I pioppi cipressini furono piantati per risparmiare sul costo dei cipressi veri e propri, ma si adattano anche meglio degli “originali” alle aree ricche di risorgive, come il sud-est del Milanesato. In origine, la prima piantumazione del viale di Bolgheri – iniziata nel primo Ottocento dal Conte Guido Alberto Della Gherardesca, vero pioniere dell’agricoltura moderna in Toscana – fu realizzata proprio in pioppi cipressini. Erano piante assai saporite per gli animali selvatici, soprattutto bufali allo stato brado, che popolavano numerosi quella zona. E furono quindi sostituiti con i cipressi molto amati da Carducci, meno dai bufali. Lungo le praterie di Peschiera Borromeo vagabondano per caso dei bufali allo stato brado? Lo chiedo per un amico (animalista).
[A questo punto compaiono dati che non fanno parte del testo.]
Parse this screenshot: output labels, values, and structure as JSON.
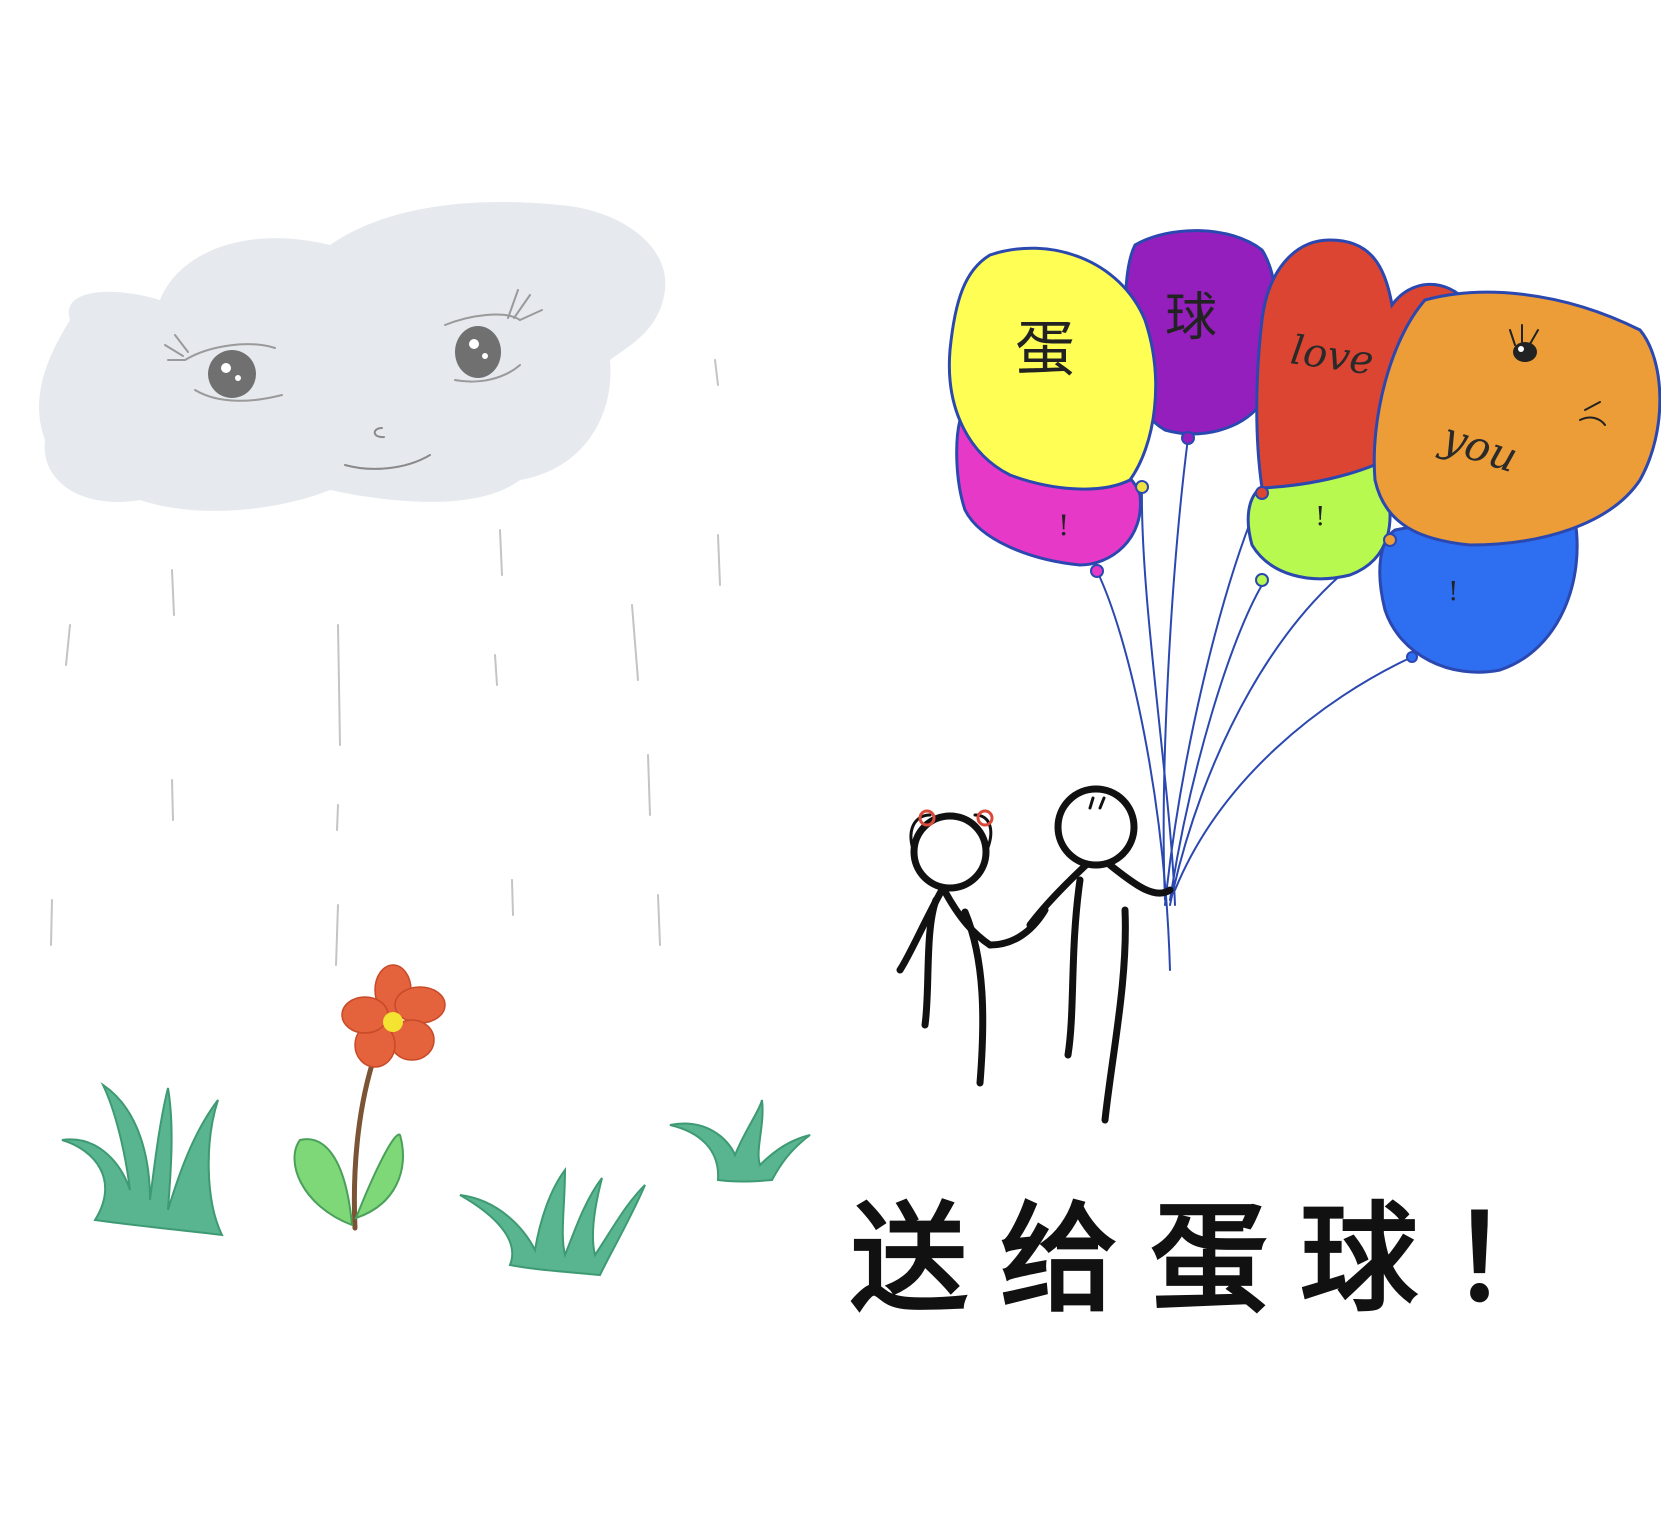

I pioppi sono la più affascinante essenza nativa della pianura padana fin dai tempi in cui Fetonte salì sul carro e, una volta in cielo, ne perse il controllo per la paura del vuoto. Il carro infuocato prese a divagare troppo in alto nel cielo e poi piombò troppo vicino alla Terra, bruciando tutto ciò che toccava. Per salvare l’umanità, Zeus lanciò un fulmine mortale che precipitò il povero Fetonte nel fiume Eridano, quello che oggi si chiama Po. Mentre i cavalli tornavano soli alla stalla, le Eliadi – sorelle di Fetonte – piangevano così disperate che Zeus, mosso a pietà, le trasformò in pioppi. E le loro lacrime si ripetono sotto forma di gocce di ambra che i pioppi tuttora versano lungo le rive delle rogge padane.
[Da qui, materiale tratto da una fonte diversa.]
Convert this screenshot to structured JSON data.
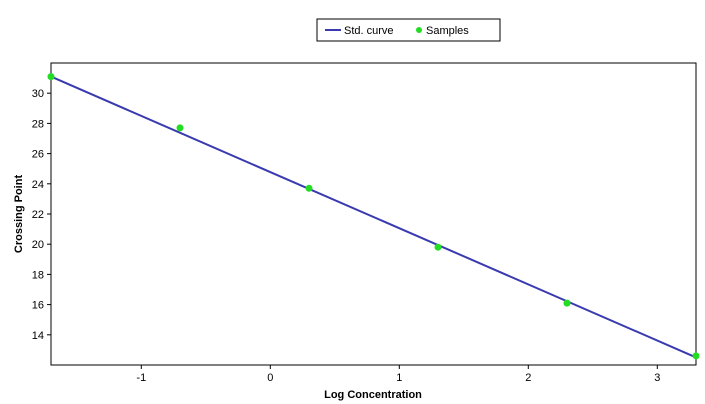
{
  "chart_data": {
    "type": "scatter",
    "title": "",
    "xlabel": "Log Concentration",
    "ylabel": "Crossing Point",
    "xlim": [
      -1.7,
      3.3
    ],
    "ylim": [
      12,
      32
    ],
    "x_ticks": [
      "-1",
      "0",
      "1",
      "2",
      "3"
    ],
    "y_ticks": [
      "14",
      "16",
      "18",
      "20",
      "22",
      "24",
      "26",
      "28",
      "30"
    ],
    "legend_position": "top-center",
    "grid": false,
    "series": [
      {
        "name": "Std. curve",
        "kind": "line",
        "color": "#3a3ab0",
        "x": [
          -1.7,
          3.3
        ],
        "y": [
          31.1,
          12.5
        ]
      },
      {
        "name": "Samples",
        "kind": "scatter",
        "color": "#22dd22",
        "x": [
          -1.7,
          -0.7,
          0.3,
          1.3,
          2.3,
          3.3
        ],
        "y": [
          31.1,
          27.7,
          23.7,
          19.8,
          16.1,
          12.6
        ]
      }
    ]
  }
}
Se queste lacrime mettono a repentaglio la carrozzeria dei Suv – bisonti fuoristrada che amano l’asfalto liscio come un biliardo senza il disturbo di radici arboree che increspino la pavimentazione – l’amministrazione se faccia una ragione. La maggior parte dei cittadini contrari alla strage non è fatta di visionari in attesa di un balzo di saluto da parte dei pioppi cipressini di via Galvani. È gente calma, tranquilla, serena, che ama il paesaggio anche da fermo.